Certains ne pleureraient pas que des fédérations ayant des mœurs ou une gouvernance problématiques s’en aillent, et cessent ainsi de jouir d’avantages particuliers et des conditions-cadres de notre pays. D’autres considèrent que malgré certains aspects critiquables, qu’elles demeurent Suisse, soit dans un État de droit, les fait évoluer dans le bon sens. Ce qui ne sera pas, ou moins le cas, selon où elles déménagent. La Suisse a créé un cadre juridique sportif de qualité : l’institution du TAS est une condition-cadre importante unique au monde, et que les fédérations soient régies par le droit suisse a permis l’amélioration de leur gouvernance et créé une cohérence pour le monde du sport.
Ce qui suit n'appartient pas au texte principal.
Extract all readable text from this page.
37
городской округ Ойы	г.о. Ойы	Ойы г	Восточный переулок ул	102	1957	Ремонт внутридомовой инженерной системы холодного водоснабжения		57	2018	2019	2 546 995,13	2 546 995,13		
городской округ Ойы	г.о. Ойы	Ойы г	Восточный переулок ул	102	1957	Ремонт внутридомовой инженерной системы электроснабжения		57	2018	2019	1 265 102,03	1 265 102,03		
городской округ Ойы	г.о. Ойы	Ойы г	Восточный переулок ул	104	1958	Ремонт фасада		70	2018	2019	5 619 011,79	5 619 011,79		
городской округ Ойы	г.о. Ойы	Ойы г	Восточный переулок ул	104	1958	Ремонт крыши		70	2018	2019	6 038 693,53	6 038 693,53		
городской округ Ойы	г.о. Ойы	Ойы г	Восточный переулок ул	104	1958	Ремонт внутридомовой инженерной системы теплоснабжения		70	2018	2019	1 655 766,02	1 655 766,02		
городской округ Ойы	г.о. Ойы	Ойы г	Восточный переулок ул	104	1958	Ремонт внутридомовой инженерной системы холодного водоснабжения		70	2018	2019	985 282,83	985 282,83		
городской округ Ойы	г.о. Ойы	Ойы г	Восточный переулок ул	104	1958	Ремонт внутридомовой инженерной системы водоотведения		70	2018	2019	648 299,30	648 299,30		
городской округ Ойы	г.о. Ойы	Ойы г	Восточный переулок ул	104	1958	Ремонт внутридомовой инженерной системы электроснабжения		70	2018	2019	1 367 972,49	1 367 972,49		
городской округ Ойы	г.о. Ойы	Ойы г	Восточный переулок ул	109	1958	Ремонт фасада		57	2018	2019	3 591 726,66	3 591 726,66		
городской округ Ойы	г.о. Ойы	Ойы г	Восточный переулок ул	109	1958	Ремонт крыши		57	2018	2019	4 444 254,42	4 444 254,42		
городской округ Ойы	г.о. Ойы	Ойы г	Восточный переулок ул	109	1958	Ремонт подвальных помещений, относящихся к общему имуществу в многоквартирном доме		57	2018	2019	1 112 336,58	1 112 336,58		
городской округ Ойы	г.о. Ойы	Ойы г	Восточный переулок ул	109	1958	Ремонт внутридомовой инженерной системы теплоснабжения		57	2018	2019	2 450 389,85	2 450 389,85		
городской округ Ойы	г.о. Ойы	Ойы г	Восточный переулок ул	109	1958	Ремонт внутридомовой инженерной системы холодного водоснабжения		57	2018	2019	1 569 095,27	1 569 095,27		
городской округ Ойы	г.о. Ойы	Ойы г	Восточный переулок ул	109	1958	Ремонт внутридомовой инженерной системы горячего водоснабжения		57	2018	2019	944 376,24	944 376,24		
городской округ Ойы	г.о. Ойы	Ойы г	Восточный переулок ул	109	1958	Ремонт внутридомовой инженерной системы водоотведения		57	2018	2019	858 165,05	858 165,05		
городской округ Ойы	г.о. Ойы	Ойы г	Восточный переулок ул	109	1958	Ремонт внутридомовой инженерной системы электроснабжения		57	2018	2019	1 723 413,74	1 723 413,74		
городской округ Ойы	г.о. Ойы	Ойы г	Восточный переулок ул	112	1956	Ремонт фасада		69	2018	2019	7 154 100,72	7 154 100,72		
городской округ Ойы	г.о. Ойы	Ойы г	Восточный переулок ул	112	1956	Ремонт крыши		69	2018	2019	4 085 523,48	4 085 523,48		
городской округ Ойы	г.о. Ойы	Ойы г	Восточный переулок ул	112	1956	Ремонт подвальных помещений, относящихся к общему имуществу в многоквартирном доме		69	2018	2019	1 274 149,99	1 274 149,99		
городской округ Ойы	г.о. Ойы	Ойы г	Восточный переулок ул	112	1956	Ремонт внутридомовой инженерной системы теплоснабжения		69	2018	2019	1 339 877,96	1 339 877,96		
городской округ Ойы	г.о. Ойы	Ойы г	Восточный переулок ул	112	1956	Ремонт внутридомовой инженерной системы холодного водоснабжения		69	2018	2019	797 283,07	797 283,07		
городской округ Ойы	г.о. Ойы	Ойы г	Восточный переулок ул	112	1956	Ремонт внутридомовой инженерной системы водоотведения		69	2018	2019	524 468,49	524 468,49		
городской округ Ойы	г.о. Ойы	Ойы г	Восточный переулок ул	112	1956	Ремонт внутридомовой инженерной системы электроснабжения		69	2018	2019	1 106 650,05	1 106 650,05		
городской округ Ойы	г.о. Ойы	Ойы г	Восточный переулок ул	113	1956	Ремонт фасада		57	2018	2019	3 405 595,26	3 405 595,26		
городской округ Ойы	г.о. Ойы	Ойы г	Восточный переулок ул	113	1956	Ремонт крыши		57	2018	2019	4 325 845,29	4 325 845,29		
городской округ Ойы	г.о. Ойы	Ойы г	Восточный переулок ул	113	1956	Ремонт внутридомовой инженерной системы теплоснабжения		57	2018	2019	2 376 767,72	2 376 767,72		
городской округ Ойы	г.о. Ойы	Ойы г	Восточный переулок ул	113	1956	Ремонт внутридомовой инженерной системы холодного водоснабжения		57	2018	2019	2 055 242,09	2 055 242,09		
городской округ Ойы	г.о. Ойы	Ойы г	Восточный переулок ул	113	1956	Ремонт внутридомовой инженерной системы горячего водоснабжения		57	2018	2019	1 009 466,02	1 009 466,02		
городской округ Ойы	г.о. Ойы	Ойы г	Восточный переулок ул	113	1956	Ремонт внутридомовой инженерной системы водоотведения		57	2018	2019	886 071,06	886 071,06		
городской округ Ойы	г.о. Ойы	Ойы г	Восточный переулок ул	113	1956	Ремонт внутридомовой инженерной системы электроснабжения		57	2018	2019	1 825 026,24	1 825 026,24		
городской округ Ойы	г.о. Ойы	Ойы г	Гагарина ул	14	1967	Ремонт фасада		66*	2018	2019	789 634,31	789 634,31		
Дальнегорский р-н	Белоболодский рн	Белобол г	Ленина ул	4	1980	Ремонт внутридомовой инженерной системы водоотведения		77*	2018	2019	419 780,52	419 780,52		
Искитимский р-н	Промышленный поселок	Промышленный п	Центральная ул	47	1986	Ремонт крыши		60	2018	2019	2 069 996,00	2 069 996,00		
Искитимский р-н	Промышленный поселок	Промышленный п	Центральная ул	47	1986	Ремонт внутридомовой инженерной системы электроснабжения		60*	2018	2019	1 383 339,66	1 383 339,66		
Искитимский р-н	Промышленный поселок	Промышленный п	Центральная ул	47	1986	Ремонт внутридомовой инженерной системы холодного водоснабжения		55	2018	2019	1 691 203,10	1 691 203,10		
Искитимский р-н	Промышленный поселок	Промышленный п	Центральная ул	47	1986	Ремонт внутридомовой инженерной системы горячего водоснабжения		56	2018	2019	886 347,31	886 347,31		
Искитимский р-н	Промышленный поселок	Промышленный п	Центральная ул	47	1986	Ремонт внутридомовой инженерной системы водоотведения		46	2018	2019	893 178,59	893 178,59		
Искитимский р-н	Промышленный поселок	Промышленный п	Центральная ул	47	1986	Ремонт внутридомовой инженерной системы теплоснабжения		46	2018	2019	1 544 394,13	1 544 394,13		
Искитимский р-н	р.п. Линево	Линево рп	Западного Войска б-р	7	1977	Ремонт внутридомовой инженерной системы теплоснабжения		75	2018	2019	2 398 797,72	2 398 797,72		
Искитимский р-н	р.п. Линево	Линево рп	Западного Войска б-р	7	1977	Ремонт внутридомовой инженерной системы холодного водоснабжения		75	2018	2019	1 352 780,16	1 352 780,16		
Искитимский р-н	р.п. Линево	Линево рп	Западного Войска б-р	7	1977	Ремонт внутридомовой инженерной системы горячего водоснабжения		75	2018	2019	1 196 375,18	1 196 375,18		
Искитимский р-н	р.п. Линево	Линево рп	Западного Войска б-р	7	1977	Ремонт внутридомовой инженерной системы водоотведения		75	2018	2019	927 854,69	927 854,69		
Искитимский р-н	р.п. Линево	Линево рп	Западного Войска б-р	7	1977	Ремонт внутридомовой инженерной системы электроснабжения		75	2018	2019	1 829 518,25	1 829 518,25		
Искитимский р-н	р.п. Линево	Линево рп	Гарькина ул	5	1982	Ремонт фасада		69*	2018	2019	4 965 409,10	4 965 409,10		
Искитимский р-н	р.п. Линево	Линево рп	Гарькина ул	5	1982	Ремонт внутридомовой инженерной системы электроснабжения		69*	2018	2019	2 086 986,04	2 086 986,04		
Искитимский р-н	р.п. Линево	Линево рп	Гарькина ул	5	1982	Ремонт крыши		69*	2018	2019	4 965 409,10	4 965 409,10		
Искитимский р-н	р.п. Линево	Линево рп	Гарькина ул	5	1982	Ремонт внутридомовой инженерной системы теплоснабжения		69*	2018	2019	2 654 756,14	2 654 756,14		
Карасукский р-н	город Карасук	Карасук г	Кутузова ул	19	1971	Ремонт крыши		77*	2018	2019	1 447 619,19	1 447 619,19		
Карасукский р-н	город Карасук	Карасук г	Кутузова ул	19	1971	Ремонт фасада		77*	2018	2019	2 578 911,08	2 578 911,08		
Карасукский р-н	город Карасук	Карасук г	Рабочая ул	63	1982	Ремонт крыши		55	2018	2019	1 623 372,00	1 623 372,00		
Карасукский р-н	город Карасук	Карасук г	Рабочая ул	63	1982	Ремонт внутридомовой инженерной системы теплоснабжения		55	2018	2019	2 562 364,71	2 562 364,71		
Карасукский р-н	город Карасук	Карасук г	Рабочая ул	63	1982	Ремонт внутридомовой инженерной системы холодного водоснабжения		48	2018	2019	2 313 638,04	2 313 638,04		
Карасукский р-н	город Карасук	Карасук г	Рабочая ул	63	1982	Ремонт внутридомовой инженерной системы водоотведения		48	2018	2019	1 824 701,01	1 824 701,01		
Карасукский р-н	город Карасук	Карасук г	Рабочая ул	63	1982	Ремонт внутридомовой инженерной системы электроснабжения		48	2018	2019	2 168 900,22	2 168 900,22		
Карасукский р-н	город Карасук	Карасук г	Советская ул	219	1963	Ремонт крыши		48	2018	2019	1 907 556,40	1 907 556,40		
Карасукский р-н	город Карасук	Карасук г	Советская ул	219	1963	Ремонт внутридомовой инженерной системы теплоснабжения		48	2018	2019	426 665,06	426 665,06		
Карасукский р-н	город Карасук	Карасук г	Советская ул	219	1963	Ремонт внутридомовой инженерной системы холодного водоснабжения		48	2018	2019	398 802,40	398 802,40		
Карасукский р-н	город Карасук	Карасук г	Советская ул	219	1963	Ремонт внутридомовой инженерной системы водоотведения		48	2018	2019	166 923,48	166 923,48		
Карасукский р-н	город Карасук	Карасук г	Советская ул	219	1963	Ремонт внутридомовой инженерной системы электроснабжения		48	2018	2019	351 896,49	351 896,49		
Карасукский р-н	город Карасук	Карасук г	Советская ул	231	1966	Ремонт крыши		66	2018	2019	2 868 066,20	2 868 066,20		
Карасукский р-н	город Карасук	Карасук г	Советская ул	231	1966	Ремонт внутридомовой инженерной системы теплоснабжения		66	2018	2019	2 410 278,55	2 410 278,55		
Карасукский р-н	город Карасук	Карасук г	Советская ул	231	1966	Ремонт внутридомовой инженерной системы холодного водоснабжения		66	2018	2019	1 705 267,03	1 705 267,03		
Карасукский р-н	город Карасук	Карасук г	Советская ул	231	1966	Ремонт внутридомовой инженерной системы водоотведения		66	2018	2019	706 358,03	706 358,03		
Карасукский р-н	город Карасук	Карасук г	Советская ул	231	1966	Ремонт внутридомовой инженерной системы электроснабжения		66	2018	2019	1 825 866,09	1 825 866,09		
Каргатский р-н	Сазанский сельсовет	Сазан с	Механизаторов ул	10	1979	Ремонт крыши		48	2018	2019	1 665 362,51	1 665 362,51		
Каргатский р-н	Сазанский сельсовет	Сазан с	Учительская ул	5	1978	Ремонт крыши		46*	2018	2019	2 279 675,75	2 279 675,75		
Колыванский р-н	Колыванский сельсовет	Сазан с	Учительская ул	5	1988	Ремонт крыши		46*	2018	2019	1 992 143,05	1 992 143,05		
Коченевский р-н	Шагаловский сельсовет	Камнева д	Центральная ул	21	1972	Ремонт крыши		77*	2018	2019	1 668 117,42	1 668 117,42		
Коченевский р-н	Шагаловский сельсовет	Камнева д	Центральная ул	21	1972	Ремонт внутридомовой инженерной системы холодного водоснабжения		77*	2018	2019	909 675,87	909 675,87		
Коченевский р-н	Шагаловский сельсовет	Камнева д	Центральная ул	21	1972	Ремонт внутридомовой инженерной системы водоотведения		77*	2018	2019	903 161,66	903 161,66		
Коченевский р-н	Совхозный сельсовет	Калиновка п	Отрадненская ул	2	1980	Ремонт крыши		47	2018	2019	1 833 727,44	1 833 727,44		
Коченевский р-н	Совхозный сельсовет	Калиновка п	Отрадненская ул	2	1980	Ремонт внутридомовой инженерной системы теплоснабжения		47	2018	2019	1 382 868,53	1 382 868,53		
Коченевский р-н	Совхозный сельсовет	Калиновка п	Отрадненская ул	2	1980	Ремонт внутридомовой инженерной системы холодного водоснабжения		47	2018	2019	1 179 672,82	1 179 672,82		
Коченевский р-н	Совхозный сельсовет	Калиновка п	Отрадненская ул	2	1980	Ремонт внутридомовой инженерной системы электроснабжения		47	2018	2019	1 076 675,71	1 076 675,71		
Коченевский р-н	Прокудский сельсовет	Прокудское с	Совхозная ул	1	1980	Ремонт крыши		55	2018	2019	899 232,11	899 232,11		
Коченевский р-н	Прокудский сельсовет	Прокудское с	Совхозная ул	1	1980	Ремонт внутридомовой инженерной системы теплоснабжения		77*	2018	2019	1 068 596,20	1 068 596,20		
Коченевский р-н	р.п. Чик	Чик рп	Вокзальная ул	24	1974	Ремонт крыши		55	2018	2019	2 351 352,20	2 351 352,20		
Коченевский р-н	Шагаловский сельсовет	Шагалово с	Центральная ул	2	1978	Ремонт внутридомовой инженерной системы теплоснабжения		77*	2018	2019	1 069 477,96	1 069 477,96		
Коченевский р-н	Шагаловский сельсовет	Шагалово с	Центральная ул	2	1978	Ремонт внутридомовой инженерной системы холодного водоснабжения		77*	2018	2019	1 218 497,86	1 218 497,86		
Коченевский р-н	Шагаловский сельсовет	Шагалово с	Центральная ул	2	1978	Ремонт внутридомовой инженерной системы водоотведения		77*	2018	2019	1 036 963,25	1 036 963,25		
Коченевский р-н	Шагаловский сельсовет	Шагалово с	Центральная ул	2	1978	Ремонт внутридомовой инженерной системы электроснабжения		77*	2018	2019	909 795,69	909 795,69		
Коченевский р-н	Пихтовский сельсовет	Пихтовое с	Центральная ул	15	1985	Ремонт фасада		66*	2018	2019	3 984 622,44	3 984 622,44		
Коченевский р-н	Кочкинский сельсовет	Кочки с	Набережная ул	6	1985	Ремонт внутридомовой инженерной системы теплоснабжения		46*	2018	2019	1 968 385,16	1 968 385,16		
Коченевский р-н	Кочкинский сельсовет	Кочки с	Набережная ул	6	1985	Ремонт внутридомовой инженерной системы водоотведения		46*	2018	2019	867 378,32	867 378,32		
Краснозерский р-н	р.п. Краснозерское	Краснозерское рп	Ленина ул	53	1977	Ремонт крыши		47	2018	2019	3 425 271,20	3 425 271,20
Au plan judiciaire, l’enquête pénale suisse contre la FIFA, par une lenteur traditionnelle et les carences graves du MPC, n’est encore presque nulle part – alors qu’elle est terminée-jugée-paquetée aux États-Unis (où notamment, Julius Baer a payé 80 millions de dollars pour avoir participé à des activités illicites). Un départ vers un autre pays hôte comporte beaucoup de compartiments qui ne sont pas toujours ceux que l’on croit. Pas sûr que la complexité administrative française, la volatilité de son droit fiscal ou l’indépendance et l’opiniâtreté de ses juges d’instruction, attestée en matière de dopage cycliste par exemple, soient préférables à la douce quiétude suisse. Pas sûr que le déficit d’État de droit, ou en matière de droits de l’homme, du Qatar ou autres soit compatible avec les exigences que la société civile et leur propre clientèle forcent ses sponsors à accepter. A suivre assurément.